Wir setzen einen Meilenstein

Erstellt: 31. Juli 2009, 00:00 Uhr
Wir setzen einen Meilenstein Rolf Walter (Firma Morof), der Gemeinderat und stellvertretende Bürgermeister Walter Fink, Jan Weber (Vorsitzender des Beirats der Weber-Ingenieure), Erster Landesbeamter Wolfgang Herz und der Knittlinger Bürgermeister Heinz-Peter Hopp (v. li.) greifen zum Spaten. Foto: Becker

Erster Spatenstich markiert den Beginn der Erschließungsarbeiten am „Knittlinger Kreuz“

Von Carolin Becker

Knittlingen. Genau sechs Jahre und acht Tage sind vergangen seit dem Beschluss zum Bebauungsplan, und in dieser Zeit wurde über das neue Gewerbegebiet „Knittlinger Kreuz“ sehr ausgiebig und sehr kontrovers diskutiert. Seit gestern nun rollen südlich der Bundesstraße die Bagger.
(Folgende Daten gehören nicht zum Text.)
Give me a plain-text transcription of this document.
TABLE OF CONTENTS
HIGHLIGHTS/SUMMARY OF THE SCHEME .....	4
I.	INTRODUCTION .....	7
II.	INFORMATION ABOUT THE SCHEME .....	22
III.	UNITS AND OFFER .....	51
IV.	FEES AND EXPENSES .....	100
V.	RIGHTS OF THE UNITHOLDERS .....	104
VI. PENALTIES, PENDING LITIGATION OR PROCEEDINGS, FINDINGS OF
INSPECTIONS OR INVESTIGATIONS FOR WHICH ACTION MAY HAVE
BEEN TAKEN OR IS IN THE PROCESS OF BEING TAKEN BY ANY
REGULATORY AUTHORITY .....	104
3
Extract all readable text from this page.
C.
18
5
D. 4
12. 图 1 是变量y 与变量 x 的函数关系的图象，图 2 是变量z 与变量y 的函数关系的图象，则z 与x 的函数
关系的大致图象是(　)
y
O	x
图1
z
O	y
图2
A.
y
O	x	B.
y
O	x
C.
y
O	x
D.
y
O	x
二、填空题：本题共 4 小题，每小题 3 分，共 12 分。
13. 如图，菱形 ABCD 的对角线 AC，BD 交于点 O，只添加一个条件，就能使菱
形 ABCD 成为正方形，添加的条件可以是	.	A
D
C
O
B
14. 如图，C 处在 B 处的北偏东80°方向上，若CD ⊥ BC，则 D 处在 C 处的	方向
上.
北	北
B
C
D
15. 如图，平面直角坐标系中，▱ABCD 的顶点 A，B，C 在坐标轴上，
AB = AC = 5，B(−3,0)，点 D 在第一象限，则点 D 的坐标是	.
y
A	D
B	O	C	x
 Während der Knittlinger Bürgermeister Heinz-Peter Hopp, Vertreter des Gemeinderats, des Landratsamts, der am Gebiet beteiligten Planer und der ausführenden Firmen dem ersten angerückten Bagger mit ihren Spaten schon einmal vormachten, was zu tun ist, damit die Erschließungsarbeiten zum angestrebten Termin im Juli 2010 abgeschlossen sind, sorgte der Verkehr auf der B35 in Richtung Bretten für die Geräuschkulisse. Nach Bretten, und nicht nur dorthin, schickte Heinz-Peter Hopp auch eine weitere Einladung an potenzielle Interessenten an einem Interkommunalen Gewerbegebiet, für das die Stadt lange und bisher vergeblich nach Partnern gesucht hatte. „Das Angebot an Bretten und an Gemeinden aus dem Enzkreis gilt immer noch“, betonte der Bürgermeister, der sich von der zukunftsgerichteten Investition neue und die Sicherung vorhandener Arbeitsplätze erhofft.

 Für den Enzkreis beglückwünschte der Erste Landesbeamte Wolfgang Herz die Stadt Knittlingen zu einem „mutigen Schritt“. Der Landrat-Stellvertreter erinnerte an die lange Vorgeschichte des mit Herausforderungen bepackten und nicht unumstrittenen Projekts. Aus dem Kreuz mit dem Kreuz, dem die Planung teilweise geglichen habe, solle nun ein Trumpf-Ass für die Zukunft werden. Der Zeitpunkt sei dabei günstig gewählt. „Bis die Flächen am Markt sind, werden sich die Dinge in der Wirtschaft hoffentlich positiv entwickelt haben“, zeigte sich Wolfgang Herz zuversichtlich und wünschte der Stadt Erfolg bei Erschließung und Vermarktung.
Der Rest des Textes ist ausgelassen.